The specific embodiments presented in the description serve only as examples, and it is obvious to a person skilled in the art how the presented embodiments can be modified or combined with each other within the scope of the invention to create additional embodiments.

One of the advantages of the actuator according to the invention is that both in the locked rest state, when the electromagnets 13a, 13b are in a DC-free, voltage-free state, and during release and during the movement of the shielding body 4, when a DC current in the appropriate direction is connected to the electromagnets 13a, 13b , then thanks to the design of the 4 shielding bodies, the magnetic field of both poles of the 12 permanent magnets is used. Accordingly, it becomes possible to use a small gap between the permanent magnet 12 and the iron cores 14a, 14b of the electromagnets 13a, 13b, and at the same time, it also makes the release extremely reliable.

An additional advantage of the actuator according to the invention is that its operating force and size can be realized within wide limits, maintaining its energy-saving and efficient operation and its excellent reliability. Thanks to this, the actuator according to the invention provides a much more reliable and robust solution for locking and moving the two fixed end positions than the currently widespread, electric motor-driven, gear-worm actuators.

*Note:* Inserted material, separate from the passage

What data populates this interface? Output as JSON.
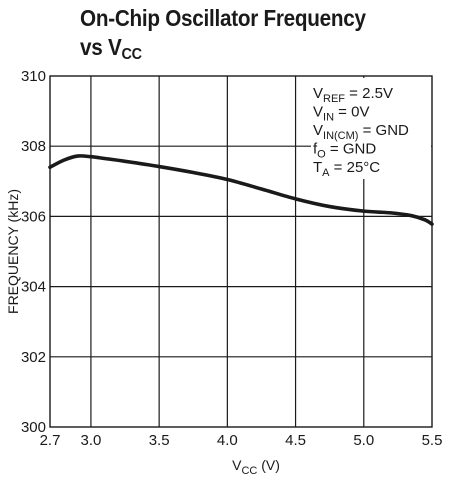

The actuator according to the invention can be used particularly advantageously, even in technical extreme areas where (cold, hot, dust, steam, water) is present, since it practically does not contain rotating parts, they do not affect its operation.

Claims (3)

Patent claims 1. Two fixed limit position electromechanical actuators with a shielding body (4), which contains - an intervening unit (7) which is displaceably arranged along its length in a housing (1) and one end of which is located outside the housing (1), - a base body (16) connected to the end of the intervention unit (7) inside the housing (1), which is slidably connected to at least one guide element (3) fixed to the housing (1), - where the guide elements (3) have two grooves (8a, 8b) at a given distance from each other and a straight line in the region between the grooves (8a, 8b) parallel to the longitudinal direction of the intervening unit (7) suitable for guiding the base body (16) has a leading section (8c), characterized by the fact that - where a shielding body (4) is rotatably connected to the base body (16), a permanent magnet (12) is attached to its lower side, in its central part, and the shielding body (4) has two end parts (2a, 2b); furthermore, the plate member (11) fixed to the shielding body (4) has locking elements (15a, 15b) capable of locking into the grooves (8a, 8b); and - where two electromagnets (13a, 13b) are fixed in the housing (1) so that in the rest position of the actuator one end of the iron core (14a or 14b) of one of the electromagnets (13a or 13b) is located near the permanent magnet (12), and one end of the iron core (14b or 14a) of the other electromagnet (13b or 13a) is located near one end part (2a or 2b) of the shield body (4). 2. Two fixed end-position electromechanical actuators equipped with a shielding body (4) according to claim 1, characterized by the fact that it contains an elongated plate member (11) attached to the upper side of the shielding body (4) with a parallel direction to the intervention unit (7) its ends form the locking elements (15a, 09 15b). i Mβ! ¹ H SZTNH-10032827ο 3. Two fixed end-position electromechanical actuators equipped with a shielding body (4) according to claim 1 or 2, characterized in that the shielding body (4) is made of magnetizable material.